Put the rinsed beans in inner pot of Instant Pot.
Add salt, taco seasoning and kombu.
Pour in the water.
Close the lid, turn the knob to sealing, set the Instant Pot to Pressure Cooker/Manual for 25 minutes on high. (It took about 10 minutes for the pot to come to pressure.)
Once the time is up, allow the pressure to release naturally, which means let it sit for about 25 minutes. You can unplug the pot. Once the pin drops, carefully open the lid.

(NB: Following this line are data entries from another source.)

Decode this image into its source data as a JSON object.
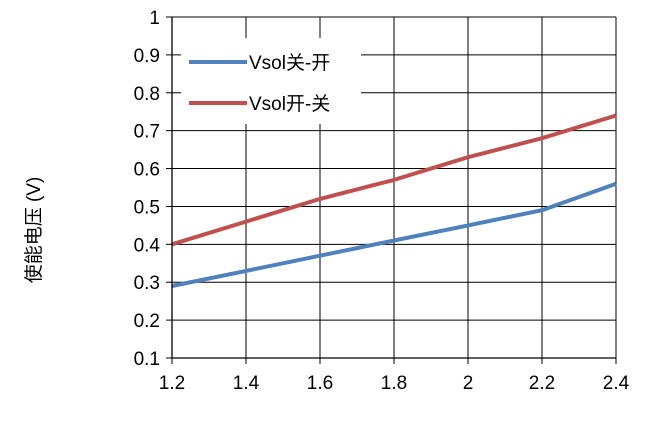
{
  "chart_data": {
    "type": "line",
    "title": "",
    "xlabel": "",
    "ylabel": "使能电压 (V)",
    "x": [
      1.2,
      1.4,
      1.6,
      1.8,
      2.0,
      2.2,
      2.4
    ],
    "xlim": [
      1.2,
      2.4
    ],
    "ylim": [
      0.1,
      1.0
    ],
    "x_ticks": [
      "1.2",
      "1.4",
      "1.6",
      "1.8",
      "2",
      "2.2",
      "2.4"
    ],
    "y_ticks": [
      "0.1",
      "0.2",
      "0.3",
      "0.4",
      "0.5",
      "0.6",
      "0.7",
      "0.8",
      "0.9",
      "1"
    ],
    "x_tick_values": [
      1.2,
      1.4,
      1.6,
      1.8,
      2.0,
      2.2,
      2.4
    ],
    "y_tick_values": [
      0.1,
      0.2,
      0.3,
      0.4,
      0.5,
      0.6,
      0.7,
      0.8,
      0.9,
      1.0
    ],
    "grid": true,
    "legend_position": "top-left",
    "series": [
      {
        "name": "Vsol关-开",
        "color": "#4f81bd",
        "values": [
          0.29,
          0.33,
          0.37,
          0.41,
          0.45,
          0.49,
          0.56
        ]
      },
      {
        "name": "Vsol开-关",
        "color": "#c0504d",
        "values": [
          0.4,
          0.46,
          0.52,
          0.57,
          0.63,
          0.68,
          0.74
        ]
      }
    ]
  }
}
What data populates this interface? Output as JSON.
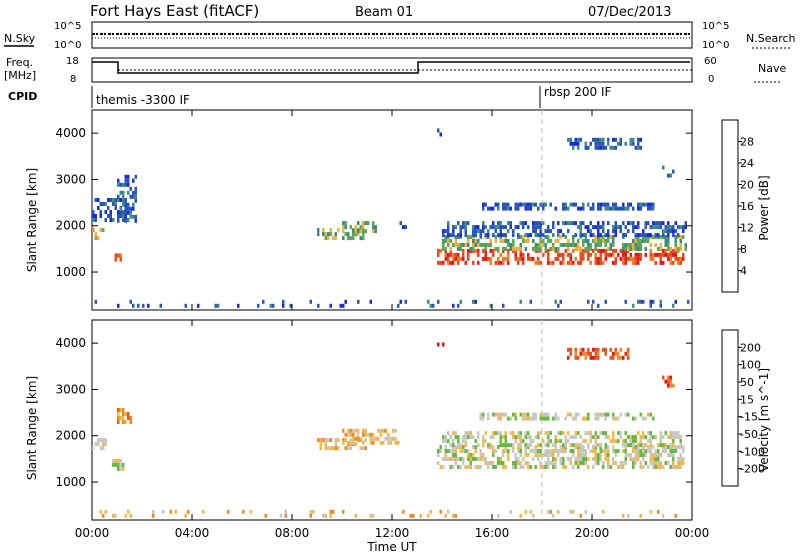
{
  "header": {
    "radar": "Fort Hays East (fitACF)",
    "beam": "Beam 01",
    "date": "07/Dec/2013"
  },
  "top_panels": {
    "nsky_label": "N.Sky",
    "nsky_ticks": [
      "10^5",
      "10^0"
    ],
    "nsearch_label": "N.Search",
    "nsearch_ticks": [
      "10^5",
      "10^0"
    ],
    "freq_label": "Freq.",
    "freq_unit": "[MHz]",
    "freq_ticks": [
      18,
      8
    ],
    "nave_label": "Nave",
    "nave_ticks": [
      60,
      0
    ],
    "cpid_label": "CPID",
    "cpid_segments": [
      {
        "label": "themis -3300 IF",
        "start": 0,
        "end": 18
      },
      {
        "label": "rbsp 200 IF",
        "start": 18,
        "end": 24
      }
    ]
  },
  "x_axis": {
    "title": "Time UT",
    "ticks": [
      "00:00",
      "04:00",
      "08:00",
      "12:00",
      "16:00",
      "20:00",
      "00:00"
    ],
    "tick_hours": [
      0,
      4,
      8,
      12,
      16,
      20,
      24
    ]
  },
  "colors": {
    "power_scale": [
      "#1a2cd8",
      "#2a55b8",
      "#3d8a86",
      "#5aa85c",
      "#f1b23a",
      "#f07d25",
      "#ec4a1c",
      "#e81818"
    ],
    "velocity_scale": [
      "#2542c4",
      "#3a8f84",
      "#66b944",
      "#c8c8c0",
      "#f5b84a",
      "#f08a2b",
      "#ea5320",
      "#e51818"
    ],
    "dashed_marker": "#bbbbbb"
  },
  "chart_data": [
    {
      "type": "heatmap",
      "name": "power",
      "ylabel": "Slant Range [km]",
      "yticks": [
        1000,
        2000,
        3000,
        4000
      ],
      "ylim": [
        180,
        4500
      ],
      "xlim": [
        0,
        24
      ],
      "colorbar": {
        "label": "Power [dB]",
        "ticks": [
          4,
          8,
          12,
          16,
          20,
          24,
          28
        ],
        "range": [
          0,
          32
        ]
      },
      "regions": [
        {
          "t0": 0.0,
          "t1": 0.5,
          "r0": 1650,
          "r1": 1950,
          "level": 4
        },
        {
          "t0": 0.0,
          "t1": 1.5,
          "r0": 2000,
          "r1": 2600,
          "level": 1
        },
        {
          "t0": 0.8,
          "t1": 1.2,
          "r0": 1200,
          "r1": 1400,
          "level": 6
        },
        {
          "t0": 1.0,
          "t1": 1.8,
          "r0": 2000,
          "r1": 3100,
          "level": 1
        },
        {
          "t0": 9.0,
          "t1": 11.0,
          "r0": 1650,
          "r1": 1950,
          "level": 3
        },
        {
          "t0": 10.0,
          "t1": 11.5,
          "r0": 1800,
          "r1": 2100,
          "level": 3
        },
        {
          "t0": 12.3,
          "t1": 12.7,
          "r0": 1900,
          "r1": 2100,
          "level": 1
        },
        {
          "t0": 13.8,
          "t1": 14.2,
          "r0": 3900,
          "r1": 4100,
          "level": 1
        },
        {
          "t0": 13.8,
          "t1": 23.8,
          "r0": 1100,
          "r1": 1500,
          "level": 6
        },
        {
          "t0": 14.0,
          "t1": 23.8,
          "r0": 1400,
          "r1": 1800,
          "level": 3
        },
        {
          "t0": 14.0,
          "t1": 23.8,
          "r0": 1700,
          "r1": 2100,
          "level": 1
        },
        {
          "t0": 15.5,
          "t1": 22.5,
          "r0": 2300,
          "r1": 2500,
          "level": 1
        },
        {
          "t0": 19.0,
          "t1": 22.0,
          "r0": 3600,
          "r1": 3900,
          "level": 1
        },
        {
          "t0": 22.8,
          "t1": 23.3,
          "r0": 3000,
          "r1": 3300,
          "level": 1
        },
        {
          "t0": 0.0,
          "t1": 24.0,
          "r0": 200,
          "r1": 400,
          "level": 1
        }
      ]
    },
    {
      "type": "heatmap",
      "name": "velocity",
      "ylabel": "Slant Range [km]",
      "yticks": [
        1000,
        2000,
        3000,
        4000
      ],
      "ylim": [
        180,
        4500
      ],
      "xlim": [
        0,
        24
      ],
      "colorbar": {
        "label": "Velocity [m s^-1]",
        "ticks": [
          200,
          100,
          50,
          15,
          -15,
          -50,
          -100,
          -200
        ],
        "range": [
          -250,
          250
        ]
      },
      "regions": [
        {
          "t0": 0.0,
          "t1": 0.7,
          "r0": 1650,
          "r1": 1950,
          "level": 3
        },
        {
          "t0": 0.8,
          "t1": 1.3,
          "r0": 1200,
          "r1": 1500,
          "level": 3
        },
        {
          "t0": 1.0,
          "t1": 1.6,
          "r0": 2200,
          "r1": 2600,
          "level": 5
        },
        {
          "t0": 9.0,
          "t1": 11.0,
          "r0": 1650,
          "r1": 1950,
          "level": 4
        },
        {
          "t0": 10.0,
          "t1": 12.3,
          "r0": 1800,
          "r1": 2150,
          "level": 4
        },
        {
          "t0": 13.8,
          "t1": 14.2,
          "r0": 3900,
          "r1": 4100,
          "level": 7
        },
        {
          "t0": 13.8,
          "t1": 23.8,
          "r0": 1200,
          "r1": 1800,
          "level": 3
        },
        {
          "t0": 14.0,
          "t1": 23.8,
          "r0": 1700,
          "r1": 2100,
          "level": 3
        },
        {
          "t0": 15.5,
          "t1": 22.5,
          "r0": 2300,
          "r1": 2500,
          "level": 3
        },
        {
          "t0": 19.0,
          "t1": 21.5,
          "r0": 3600,
          "r1": 3900,
          "level": 6
        },
        {
          "t0": 22.8,
          "t1": 23.3,
          "r0": 3000,
          "r1": 3300,
          "level": 6
        },
        {
          "t0": 0.0,
          "t1": 24.0,
          "r0": 200,
          "r1": 400,
          "level": 4
        }
      ]
    }
  ]
}
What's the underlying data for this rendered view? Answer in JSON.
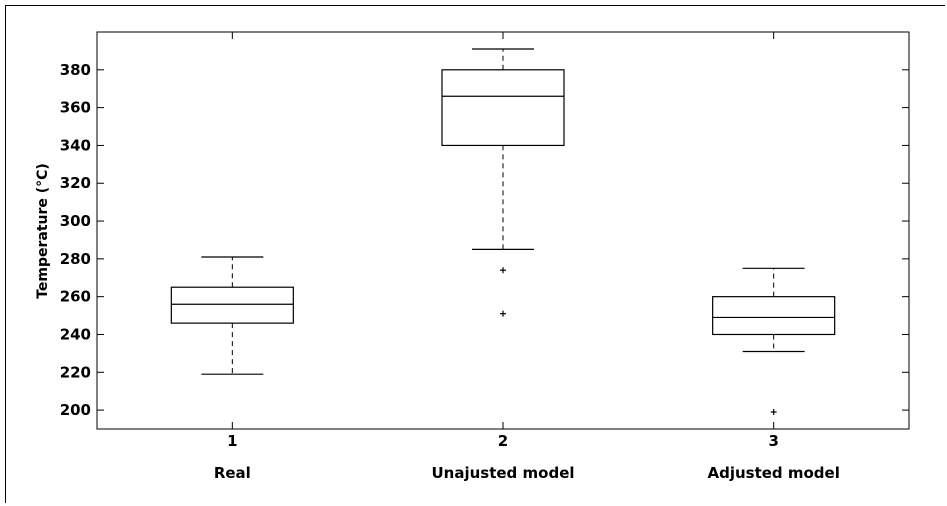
{
  "chart_data": {
    "type": "box",
    "title": "",
    "xlabel": "",
    "ylabel": "Temperature (°C)",
    "ylim": [
      190,
      400
    ],
    "yticks": [
      200,
      220,
      240,
      260,
      280,
      300,
      320,
      340,
      360,
      380
    ],
    "grid": false,
    "series": [
      {
        "position": "1",
        "category": "Real",
        "whisker_low": 219,
        "q1": 246,
        "median": 256,
        "q3": 265,
        "whisker_high": 281,
        "outliers": []
      },
      {
        "position": "2",
        "category": "Unajusted model",
        "whisker_low": 285,
        "q1": 340,
        "median": 366,
        "q3": 380,
        "whisker_high": 391,
        "outliers": [
          274,
          251
        ]
      },
      {
        "position": "3",
        "category": "Adjusted model",
        "whisker_low": 231,
        "q1": 240,
        "median": 249,
        "q3": 260,
        "whisker_high": 275,
        "outliers": [
          199
        ]
      }
    ]
  }
}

To store the beans, transfer into freezer-friendly container and store in the fridge for up to 5 days, or in freezer for up to 3 months. I like to store in 2-cup amount, which is equivalent to 1 (15oz) can.
Notes
This recipe has been tested in my favorite Instant Pot DUO 6qt.Note 1: You don't have to use taco seasoning, but it's quick and easy way to add flavor to the beans. Instead of taco seasoning, you can also add onions, garlic, bay leaf, any kind of herbs.Note 2: Some believe that cooking the beans with kombu reduces the gas-producing properties of beans. If you don't have it, skip it.Note 3: Boiling water helps to cut down on time for Instant Pot to come to pressure.